Dataflow Optimization

# Compiler optimization for layer fusion
def optimize_graph(model):
    """Fuse operations to minimize memory transfers"""
    optimized = []

    for i, layer in enumerate(model.layers):
        if can_fuse(layer, model.layers[i+1]):
            fused = fuse_layers(layer, model.layers[i+1])
            optimized.append(fused)
            i += 1  # Skip next layer
        else:
            optimized.append(layer)

    return optimized

Performance Results

Benchmark Networks

Network FPS Latency Power Efficiency
ResNet-50 312 3.2 ms 8.5 W 235 GOPS/W
MobileNet-V2 1840 0.54 ms 4.2 W 380 GOPS/W
YOLO-V3 Tiny 125 8.0 ms 12.3 W 162 GOPS/W

Comparison with Other Platforms

Software Stack

Compiler Toolchain

# Model compilation workflow
┌─────────────────┐     ┌─────────────────┐     ┌─────────────────┐
│   ONNX Model    │ --> │  Quantization   │ --> │  Graph Optimizer│
└─────────────────┘     └─────────────────┘     └─────────────────┘
                                                          │
                                                          v
┌─────────────────┐     ┌─────────────────┐     ┌─────────────────┐
│  FPGA Bitstream │ <-- │  Place & Route  │ <-- │  HLS Generation │
└─────────────────┘     └─────────────────┘     └─────────────────┘

Runtime API

// C++ API for inference
class NNAccelerator {
public:
    // Load compiled model
    void load_model(const std::string& model_path);

    // Synchronous inference
    Tensor infer(const Tensor& input);

    // Asynchronous inference with callback
    void infer_async(const Tensor& input,
                     std::function<void(Tensor)> callback);

    // Batch inference for higher throughput
    std::vector<Tensor> infer_batch(const std::vector<Tensor>& inputs);

    // Performance profiling
    ProfileData get_profile_data();
};

Applications

Computer Vision

  • Real-time object detection
  • Image segmentation
  • Face recognition
  • Video analytics

Edge AI

  • Autonomous vehicles
  • Drone navigation
  • Smart cameras
  • Industrial inspection

Healthcare

  • Medical image analysis
  • Real-time patient monitoring
  • Diagnostic assistance

Resource Utilization

Target Device: Xilinx ZCU104 (Zynq UltraScale+ MPSoC)

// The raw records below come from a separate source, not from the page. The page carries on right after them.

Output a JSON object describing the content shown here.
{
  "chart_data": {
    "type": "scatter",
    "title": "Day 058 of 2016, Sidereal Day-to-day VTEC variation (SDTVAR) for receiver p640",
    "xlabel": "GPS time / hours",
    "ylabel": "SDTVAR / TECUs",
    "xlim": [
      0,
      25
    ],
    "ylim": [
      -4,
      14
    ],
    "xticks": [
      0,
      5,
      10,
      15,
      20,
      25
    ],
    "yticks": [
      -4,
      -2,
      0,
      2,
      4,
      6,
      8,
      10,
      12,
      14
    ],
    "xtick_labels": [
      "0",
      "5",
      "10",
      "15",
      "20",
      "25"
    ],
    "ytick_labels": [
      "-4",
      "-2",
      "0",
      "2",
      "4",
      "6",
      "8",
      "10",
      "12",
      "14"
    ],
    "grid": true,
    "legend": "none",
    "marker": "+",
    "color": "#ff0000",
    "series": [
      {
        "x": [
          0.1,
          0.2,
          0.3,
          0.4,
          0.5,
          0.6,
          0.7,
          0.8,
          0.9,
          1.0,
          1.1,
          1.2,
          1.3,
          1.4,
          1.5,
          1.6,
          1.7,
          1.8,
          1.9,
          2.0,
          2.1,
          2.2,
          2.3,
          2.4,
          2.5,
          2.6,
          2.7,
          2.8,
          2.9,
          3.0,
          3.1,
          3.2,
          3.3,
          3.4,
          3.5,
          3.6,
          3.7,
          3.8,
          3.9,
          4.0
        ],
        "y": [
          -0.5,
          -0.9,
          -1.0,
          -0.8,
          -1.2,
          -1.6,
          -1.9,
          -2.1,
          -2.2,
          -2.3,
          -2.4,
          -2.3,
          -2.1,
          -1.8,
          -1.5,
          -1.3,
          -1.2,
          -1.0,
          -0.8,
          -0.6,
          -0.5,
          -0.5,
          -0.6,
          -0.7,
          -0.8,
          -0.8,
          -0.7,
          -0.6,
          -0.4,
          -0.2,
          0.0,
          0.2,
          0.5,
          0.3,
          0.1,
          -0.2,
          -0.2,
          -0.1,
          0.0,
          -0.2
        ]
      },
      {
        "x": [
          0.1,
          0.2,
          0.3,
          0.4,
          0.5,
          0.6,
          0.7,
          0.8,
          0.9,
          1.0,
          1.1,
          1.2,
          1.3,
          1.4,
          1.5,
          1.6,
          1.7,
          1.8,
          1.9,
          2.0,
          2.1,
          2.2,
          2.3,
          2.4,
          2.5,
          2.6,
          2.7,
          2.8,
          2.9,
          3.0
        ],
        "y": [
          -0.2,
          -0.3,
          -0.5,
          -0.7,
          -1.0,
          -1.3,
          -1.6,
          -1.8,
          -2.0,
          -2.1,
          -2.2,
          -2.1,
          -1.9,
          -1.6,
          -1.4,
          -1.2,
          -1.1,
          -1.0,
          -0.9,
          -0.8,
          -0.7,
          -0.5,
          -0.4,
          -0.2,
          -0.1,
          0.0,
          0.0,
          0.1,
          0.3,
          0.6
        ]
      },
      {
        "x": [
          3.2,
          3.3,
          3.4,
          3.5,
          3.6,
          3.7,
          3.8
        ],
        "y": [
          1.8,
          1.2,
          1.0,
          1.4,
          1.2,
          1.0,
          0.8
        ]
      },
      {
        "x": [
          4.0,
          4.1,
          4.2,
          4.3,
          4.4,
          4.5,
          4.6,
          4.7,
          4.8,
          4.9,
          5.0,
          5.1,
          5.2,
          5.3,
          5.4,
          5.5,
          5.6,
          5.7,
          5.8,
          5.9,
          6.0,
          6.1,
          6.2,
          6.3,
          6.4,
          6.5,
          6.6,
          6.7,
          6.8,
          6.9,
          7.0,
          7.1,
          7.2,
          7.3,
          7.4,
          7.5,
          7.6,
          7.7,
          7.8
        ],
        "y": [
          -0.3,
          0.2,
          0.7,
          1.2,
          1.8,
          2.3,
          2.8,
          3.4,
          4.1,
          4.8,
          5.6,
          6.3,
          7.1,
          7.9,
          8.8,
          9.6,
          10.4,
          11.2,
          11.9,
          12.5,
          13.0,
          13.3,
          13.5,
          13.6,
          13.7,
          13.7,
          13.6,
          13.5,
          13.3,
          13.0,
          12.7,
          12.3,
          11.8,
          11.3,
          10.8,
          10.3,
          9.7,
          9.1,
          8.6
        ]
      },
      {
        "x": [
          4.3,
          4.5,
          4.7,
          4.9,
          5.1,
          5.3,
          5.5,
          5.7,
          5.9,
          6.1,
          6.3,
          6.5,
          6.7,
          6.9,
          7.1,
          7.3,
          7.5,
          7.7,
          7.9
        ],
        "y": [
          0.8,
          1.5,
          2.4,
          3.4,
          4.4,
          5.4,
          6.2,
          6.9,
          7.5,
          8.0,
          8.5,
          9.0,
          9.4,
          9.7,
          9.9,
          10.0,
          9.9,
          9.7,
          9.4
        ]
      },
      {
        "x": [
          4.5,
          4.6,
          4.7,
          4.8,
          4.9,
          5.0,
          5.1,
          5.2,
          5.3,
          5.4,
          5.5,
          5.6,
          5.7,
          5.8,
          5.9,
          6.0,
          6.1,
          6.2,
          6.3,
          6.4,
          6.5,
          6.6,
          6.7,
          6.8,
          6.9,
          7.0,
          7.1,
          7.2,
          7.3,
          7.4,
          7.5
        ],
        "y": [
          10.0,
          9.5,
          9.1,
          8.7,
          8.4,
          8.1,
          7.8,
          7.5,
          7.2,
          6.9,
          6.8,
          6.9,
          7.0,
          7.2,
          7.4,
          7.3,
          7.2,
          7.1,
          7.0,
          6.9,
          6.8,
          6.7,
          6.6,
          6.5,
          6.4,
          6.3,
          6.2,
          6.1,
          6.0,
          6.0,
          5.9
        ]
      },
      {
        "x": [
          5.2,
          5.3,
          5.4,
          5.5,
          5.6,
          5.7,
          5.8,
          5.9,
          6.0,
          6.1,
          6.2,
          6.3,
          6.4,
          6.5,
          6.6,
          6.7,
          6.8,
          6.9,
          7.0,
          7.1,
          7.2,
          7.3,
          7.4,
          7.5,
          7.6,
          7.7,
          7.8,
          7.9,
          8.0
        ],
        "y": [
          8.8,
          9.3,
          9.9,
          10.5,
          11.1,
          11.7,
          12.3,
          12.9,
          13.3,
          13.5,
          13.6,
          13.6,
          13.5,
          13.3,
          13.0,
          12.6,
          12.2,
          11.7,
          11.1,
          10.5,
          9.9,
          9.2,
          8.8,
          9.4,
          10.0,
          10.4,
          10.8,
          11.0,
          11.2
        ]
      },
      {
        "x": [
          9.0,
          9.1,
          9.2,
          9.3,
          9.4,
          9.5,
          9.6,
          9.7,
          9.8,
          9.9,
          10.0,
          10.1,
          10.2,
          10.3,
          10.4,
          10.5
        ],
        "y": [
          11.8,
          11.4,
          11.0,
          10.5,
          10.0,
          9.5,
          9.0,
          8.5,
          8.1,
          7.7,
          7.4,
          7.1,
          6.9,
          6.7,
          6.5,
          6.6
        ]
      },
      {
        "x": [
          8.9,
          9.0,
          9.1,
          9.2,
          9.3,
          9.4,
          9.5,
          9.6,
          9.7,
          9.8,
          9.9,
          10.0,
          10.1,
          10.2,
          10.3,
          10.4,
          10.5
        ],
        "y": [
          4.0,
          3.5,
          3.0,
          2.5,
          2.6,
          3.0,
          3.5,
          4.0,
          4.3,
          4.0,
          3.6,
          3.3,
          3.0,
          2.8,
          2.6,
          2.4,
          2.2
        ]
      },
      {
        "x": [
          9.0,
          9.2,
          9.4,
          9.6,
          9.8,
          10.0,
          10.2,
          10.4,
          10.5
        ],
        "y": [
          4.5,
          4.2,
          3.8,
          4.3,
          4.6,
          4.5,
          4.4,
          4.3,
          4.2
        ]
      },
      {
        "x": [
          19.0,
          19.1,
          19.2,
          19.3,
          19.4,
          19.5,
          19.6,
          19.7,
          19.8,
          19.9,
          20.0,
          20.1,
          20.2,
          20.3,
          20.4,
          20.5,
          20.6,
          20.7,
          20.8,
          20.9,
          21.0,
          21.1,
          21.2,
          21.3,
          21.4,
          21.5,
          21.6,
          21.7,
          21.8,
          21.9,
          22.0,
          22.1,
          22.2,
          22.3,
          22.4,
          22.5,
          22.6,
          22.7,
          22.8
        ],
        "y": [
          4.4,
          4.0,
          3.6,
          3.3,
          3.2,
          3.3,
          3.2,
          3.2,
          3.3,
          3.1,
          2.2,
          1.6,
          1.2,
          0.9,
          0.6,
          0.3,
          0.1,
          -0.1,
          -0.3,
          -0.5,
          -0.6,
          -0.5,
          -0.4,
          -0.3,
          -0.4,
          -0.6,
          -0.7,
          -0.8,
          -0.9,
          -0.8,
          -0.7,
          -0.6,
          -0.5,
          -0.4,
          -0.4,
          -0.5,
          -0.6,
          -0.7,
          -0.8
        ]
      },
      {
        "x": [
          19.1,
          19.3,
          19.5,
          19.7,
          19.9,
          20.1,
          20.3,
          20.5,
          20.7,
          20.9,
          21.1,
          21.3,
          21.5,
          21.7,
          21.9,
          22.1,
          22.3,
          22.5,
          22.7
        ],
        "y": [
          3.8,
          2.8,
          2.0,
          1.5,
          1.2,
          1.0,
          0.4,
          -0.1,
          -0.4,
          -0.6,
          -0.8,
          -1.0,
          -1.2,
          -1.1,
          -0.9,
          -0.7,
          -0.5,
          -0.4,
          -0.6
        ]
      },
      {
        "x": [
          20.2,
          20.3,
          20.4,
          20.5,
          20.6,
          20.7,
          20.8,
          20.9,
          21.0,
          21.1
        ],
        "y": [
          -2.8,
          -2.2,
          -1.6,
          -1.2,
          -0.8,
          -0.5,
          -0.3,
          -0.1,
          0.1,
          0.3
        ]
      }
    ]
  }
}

Resource Used Available Utilization
LUTs 168,432 230,400 73%
FFs 201,984 460,800 44%
BRAM 280 312 90%
DSP48 1,248 1,728 72%

Future Enhancements

  1. Sparse Computing: Hardware support for sparse matrices
  2. Mixed Precision: FP16 and INT4 support
  3. Transformer Support: Specialized attention mechanisms
  4. Multi-FPGA Scaling: Distributed inference

Publications

  1. “Energy-Efficient Neural Network Accelerator with Systolic Array Architecture” - Submitted to FPGA 2024
  2. “Optimizing Memory Access Patterns in FPGA-based DNN Accelerators” - Workshop Paper, ISCA 2023

Open Source Release

The project will be open-sourced after publication. Stay tuned!

  • HDL sources
  • Compiler toolchain
  • Pre-trained models
  • Benchmark suite

Acknowledgments

This work was inspired by various academic and industry accelerators including Google’s TPU, NVIDIA’s DLA, and Microsoft’s Brainwave.